There was nothing I could do with my grief except empathize with the suffering of others. When someone in the town we used to live in lost a son to a bombing incident at an Israeli university, I was one person who could understand. It resonated deeply when she described a support group she attended for bereaved parents. The participants went around the room, indicating how they had lost their children. Nearly every case fell into two categories—cancer or car accidents. Then her turn came, and she he told the group her son had been blown up by a bomb. Everyone just stared. Finally one person broke the silence with, “That’s the worst.“
There often isn’t a whole body to bury. Friends and family members are left not only with a sense of overwhelming grief but of vulnerability. That is, after all, the goal of terrorists. To make people think it could be anyone of them. I was struck with a sense that something is very wrong with the world. Some friends and family members tend toward bitterness and anger. Some might even contemplate revenge. Certainly, they can become obsessed with redress, bringing the perpetrators to justice. I’m a mild-mannered person who did not share my cousins’ politics, but certainly, none of those reactions was alien to me. They were my cousins, after all. They were human beings. Living life.

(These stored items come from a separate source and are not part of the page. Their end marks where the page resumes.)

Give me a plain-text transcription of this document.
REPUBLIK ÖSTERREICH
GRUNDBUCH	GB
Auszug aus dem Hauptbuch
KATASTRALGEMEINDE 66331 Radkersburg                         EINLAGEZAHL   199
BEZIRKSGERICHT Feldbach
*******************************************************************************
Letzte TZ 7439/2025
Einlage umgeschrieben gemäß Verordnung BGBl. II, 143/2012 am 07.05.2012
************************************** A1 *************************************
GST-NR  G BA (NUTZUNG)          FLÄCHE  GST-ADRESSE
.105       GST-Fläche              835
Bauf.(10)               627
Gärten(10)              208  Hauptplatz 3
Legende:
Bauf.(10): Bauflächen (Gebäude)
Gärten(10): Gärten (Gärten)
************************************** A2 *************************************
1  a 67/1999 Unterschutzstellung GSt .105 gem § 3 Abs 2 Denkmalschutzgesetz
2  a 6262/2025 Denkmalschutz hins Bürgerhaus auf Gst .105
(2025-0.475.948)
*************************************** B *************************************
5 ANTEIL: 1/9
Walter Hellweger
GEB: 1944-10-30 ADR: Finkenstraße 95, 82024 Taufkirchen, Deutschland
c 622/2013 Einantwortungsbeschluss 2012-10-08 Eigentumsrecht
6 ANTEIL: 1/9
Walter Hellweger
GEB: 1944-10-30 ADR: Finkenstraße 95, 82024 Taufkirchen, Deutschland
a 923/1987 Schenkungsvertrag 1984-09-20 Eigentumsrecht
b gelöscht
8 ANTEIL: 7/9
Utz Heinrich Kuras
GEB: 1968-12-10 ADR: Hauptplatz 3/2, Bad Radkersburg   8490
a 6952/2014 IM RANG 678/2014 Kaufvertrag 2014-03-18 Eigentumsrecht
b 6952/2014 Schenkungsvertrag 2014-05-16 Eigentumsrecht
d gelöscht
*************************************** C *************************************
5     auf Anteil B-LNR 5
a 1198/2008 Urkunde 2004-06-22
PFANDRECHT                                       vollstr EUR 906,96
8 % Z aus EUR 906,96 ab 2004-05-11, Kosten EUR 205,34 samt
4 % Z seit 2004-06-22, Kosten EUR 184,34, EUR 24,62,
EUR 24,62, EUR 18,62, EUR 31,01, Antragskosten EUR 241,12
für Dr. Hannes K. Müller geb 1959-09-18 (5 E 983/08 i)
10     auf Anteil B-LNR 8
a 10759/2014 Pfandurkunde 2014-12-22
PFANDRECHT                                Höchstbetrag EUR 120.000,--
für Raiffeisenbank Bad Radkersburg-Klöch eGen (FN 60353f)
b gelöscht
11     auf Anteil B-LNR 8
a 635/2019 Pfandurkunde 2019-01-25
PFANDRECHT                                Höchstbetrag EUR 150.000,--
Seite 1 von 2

I am very tired of the killing. My family had paid the price of hatred and random violence. I could not understand people’s obsession with guns or the seeming tolerance of mass shootings. (Libby’s cousin on the other side had also been killed by terrorists, particularly brutally, while defending, unarmed, a holy site.) I’m frustrated by the inability of the two sides in the Middle East conflict to reach any kind of lasting, meaningful agreement. (On the other hand, the region is rife with armed conflict among people of the same religion.) I read a book in which a rabbi who had been stoned while walking through the marketplace of the Old city of Jerusalem set out to find and understand his would-be killer. I had no such reaction — it saddened but did not enrage me that one of my cousins’ killers was freed in a prisoner exchange. I simply wished he’d forswear violence, but doubted it.
When a loved one dies, you may feel like screaming: Don’t you realize how special this person was? In the case of terrorism, that desire to cry out intensifies: Don’t you realize how full of potential this person was? Don’t you realize what it’s like for six children to be orphaned? Why can’t everyone just stop killing? Sometimes there is nothing left but to pray: May there come a day that people of different nationalities, races, religions, sects, genders, and sexual identities learn to live together. Spare the bullets and the bombs.